Maderas, Cienc. tecnol. vol.18 no.3 Concepción jul. 2016 


Effect of mechanical treatment on properties of cellulose nanofibrils produced from bleached hardwood and softwood pulps

P. Lekha1,♠, A. Mtibe2,3, T.E. Motaung4, J.E. Andrew1, B.B. Sitholè1,5, M. Gibril5

1Council for Scientific and Industrial Research (CSIR), Forestry and Forest Products Research Centre, Durban, South Africa.
2Council for Scientific and Industrial Research (CSIR), Nonwovens and Composites Research Group, 4 Gomery Avenue, Summerstrand, South Africa.
3Department of Textile Science, Faculty of Science, Nelson Mandela Metropolitan University, Port Elizabeth, South Africa.
4Department of Chemistry, University of Zululand, KwaDlangezwa, South Africa.
5Discipline of Chemical Engineering, University of KwaZulu-Natal, Durban, South Africa.

Corresponding author


Bleached hardwood and softwood South African kraft pulps were passed through a commercially available micro grinder for varying number of passes and the properties of the resultant pulps were assessed periodically using microscopy, Fourier transform infrared spectroscopy (FTIR), X-ray crystallography (XRD) and Thermogravimetric analysis (TGA). The ultrastructural analysis of the pulp fibres revealed that after 120 passes both hardwood and softwood bleached fibres showed the presence of cellulose nanofibres (CNFs). The FTIR analysis showed no modification to the cellulose structure and side groups upon treatment with the supermasscolloider (SMC). Both hardwood and softwood pulp fibres showed a decline in crystallinity after SMC treatment. For the hardwood pulps there were no major differences between the untreated pulps and those passed through the SMC. In the case of the softwood pulps, the SMC treatment resulted in more thermally stable CNFs compared with the untreated bleached pulps. This was observed at several levels of treatment (40, 120 and 200 passes). After 200 passes both the hardwood and softwood kraft pulp fibres produced CNFs with an average width of 11 nm and lengths with several micrometers.

Keywords: Cellulose nanofibrils, Supermasscolloider, South African, TGA, transmission electron microscopy, XRD.


Cellulose is one of the main constituents of lignocellulosic biomass composed of β-1,4-linked glucose molecules. Using various mechanical and chemical methods cellulose can be disintegrated into cellulose nanofibrils (CNFs). CNFs supposedly consist of alternating crystalline and amorphous domains and are long, flexible entangled cellulose nanofibres that have lateral dimensions in the order of 10 to 100 nm, and lengths generally in the micrometer scale (Kalia et al. 2014). Recently, interest in CNFs has been increasing because the materials exhibit high specific surface area, high strength and stiffness, low weight and biodegradability (Kalia et al. 2014). Great potential has been shown by several researchers for the use of CNFs in the production of optically transparent composites for flexible electronics, improved barrier membranes, biomedical applications, and as additives in paper and paper board products (Nogi et al. 2005, Paralikar et al. 2008, Clemons et al. 2013, Kalia et al. 2014).

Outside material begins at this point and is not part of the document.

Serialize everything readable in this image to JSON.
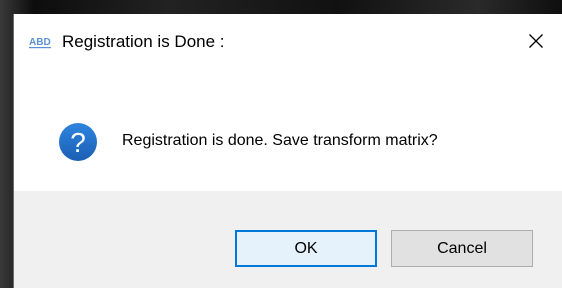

Current research has focused on finding environmentally friendly, high efficiency and low costs methods to isolate CNFs. However, one of the key remaining challenges is translating current laboratory scale technologies to pilot/industrial scale and being able to produce cellulose nanomaterials with consistent properties (Eichhorn 2011).

Several mechanical methods can be used to produce CNF viz., homogenization (Turbak et al. 1983, Dufresne et al. 2000, Andresen and Stenius 2007, Jonoobi et al. 2011) microfluidisation (Lee et al. 2009, Ferrer et al. 2012) micro-grinding (Abe et al. 2007, Panthapulakkal and Sain 2012, Wang et al. 2012, Qing et al. 2013); cryocrushing (Chakraborty et al. 2005) and high intensity ultrasonication (Johnson et al. 2009, Qua et al. 2011, Qua et al. 2009, Frone et al. 2011). Each method has its own advantages and disadvantages and is strongly linked to the source material used.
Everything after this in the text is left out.